Quatre mois de prison assortis d’un an d’interdiction d’exercer ont été requis contre l’institutrice, 41 ans. Elle est accusée d’avoir commis des violences physiques et psychologiques sur trois enfants, de novembre 2015 à février 2016.

Deux mois ont été requis contre la directrice de l’établissement, 47 ans, poursuivie pour violences contre un de ses trois enfants. Elle est accusée de l’avoir suspendu par les pieds devant la classe, alors que le petit venait de faire une « crise de colère », selon le témoignage d’une ATSEM (agent territorial spécialisé des écoles maternelles) qui a signalé ces violences, également dénoncées, pour une partie d’entre elles, par une autre enseignante.

L’institutrice mise en cause est accusée d’avoir à plusieurs reprises traîné au sol cet enfant, décrit comme « agité », par ses parents, les personnels de l’école ou les psychologues. Il lui est également reproché de l’avoir isolé des autres élèves, de l’avoir privé de récréations ou de goûters.

L’institutrice est aussi accusée d’avoir traité de « nulle » une autre enfant qui souffre d’un retard mental, ou de « bébé » un troisième, en cherchant à « l’humilier ».

A la barre, les deux prévenues ont nié les faits.

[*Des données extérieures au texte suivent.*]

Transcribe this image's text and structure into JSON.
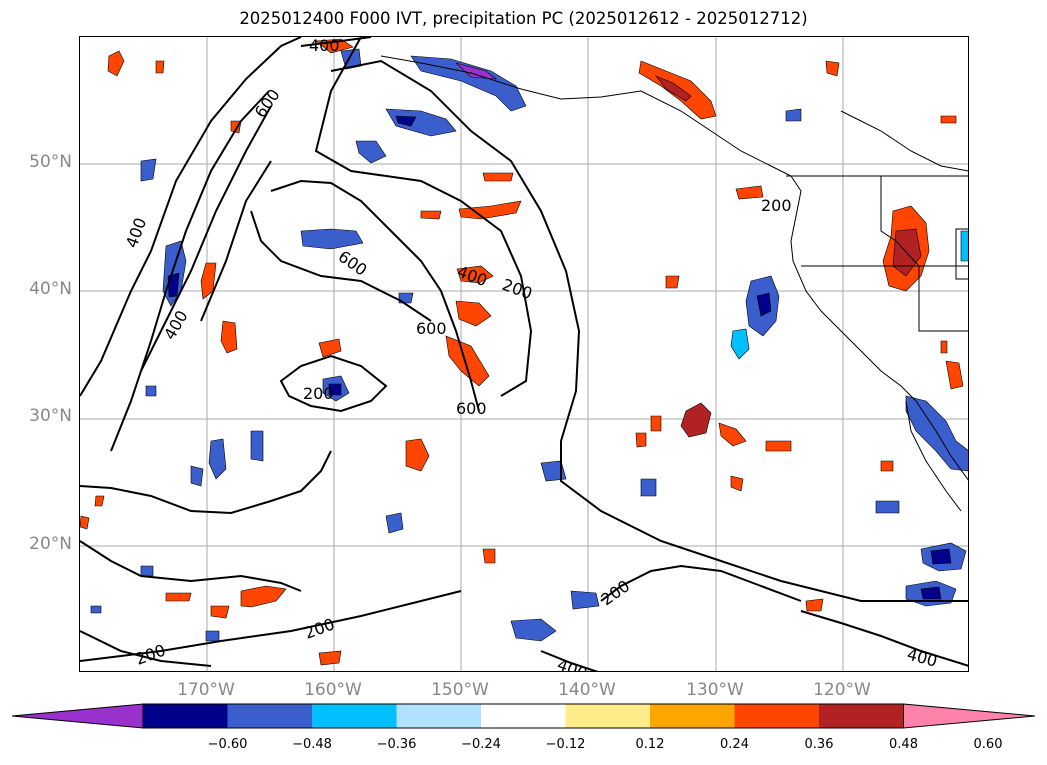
{
  "title": "2025012400 F000 IVT, precipitation PC (2025012612 - 2025012712)",
  "map": {
    "lat_labels": [
      "50°N",
      "40°N",
      "30°N",
      "20°N"
    ],
    "lon_labels": [
      "170°W",
      "160°W",
      "150°W",
      "140°W",
      "130°W",
      "120°W"
    ],
    "contour_labels": [
      "400",
      "600",
      "200",
      "400",
      "600",
      "400",
      "200",
      "600",
      "400",
      "600",
      "200",
      "200",
      "200",
      "400",
      "400",
      "200"
    ]
  },
  "colorbar": {
    "tick_labels": [
      "−0.60",
      "−0.48",
      "−0.36",
      "−0.24",
      "−0.12",
      "0.12",
      "0.24",
      "0.36",
      "0.48",
      "0.60"
    ],
    "colors": [
      "#9932cc",
      "#00008b",
      "#3a5fcd",
      "#00bfff",
      "#b0e2ff",
      "#ffffff",
      "#ffec8b",
      "#ffa500",
      "#ff4500",
      "#b22222",
      "#ff82ab"
    ]
  }
}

L’institutrice a seulement reconnu avoir fait « glisser sur le sol » un des enfants, lors de ses crises de colère. « C’était la façon la plus simple de le ramener dans la classe plutôt que de le porter au risque de le faire tomber », a-t-elle dit, en défendant vigoureusement son travail d’institutrice « consciencieuse », effectué « avec amour ».

Mais pour la procureure de la République, la « main » de l’instituteur a été « trop brutale, trop excessive ». Évoquant notamment l’enfant traîné au sol, elle a regretté dans son réquisitoire qu’il soit « traité comme un perturbateur qu’il faut mater, et non comme un enfant en souffrance qu’il faut aider ».

« Mes clientes n’ont commis aucune faute », a rétorqué Me Henri Gerphagnon, qui a dit sa fierté de défendre « deux hussards de la République ». Pour lui, l’ATSEM qui a dénoncé les violences « ment ». Travaillant depuis peu avec l’institutrice mise en cause, les deux avaient des divergences pédagogiques. L’institutrice lui confiait moins de responsabilités, estimant, comme elle l’a redit à la barre, qu’elle n’était « pas capable de gérer un groupe ». L’ATSEM « lui en veut de ne pas l’avoir reconnue, de ne pas lui avoir donné sa place », a dit l’avocat dans sa plaidoirie, demandant la relaxe pour les deux prévenues.

La décision a été mise en délibéré au 13 mars.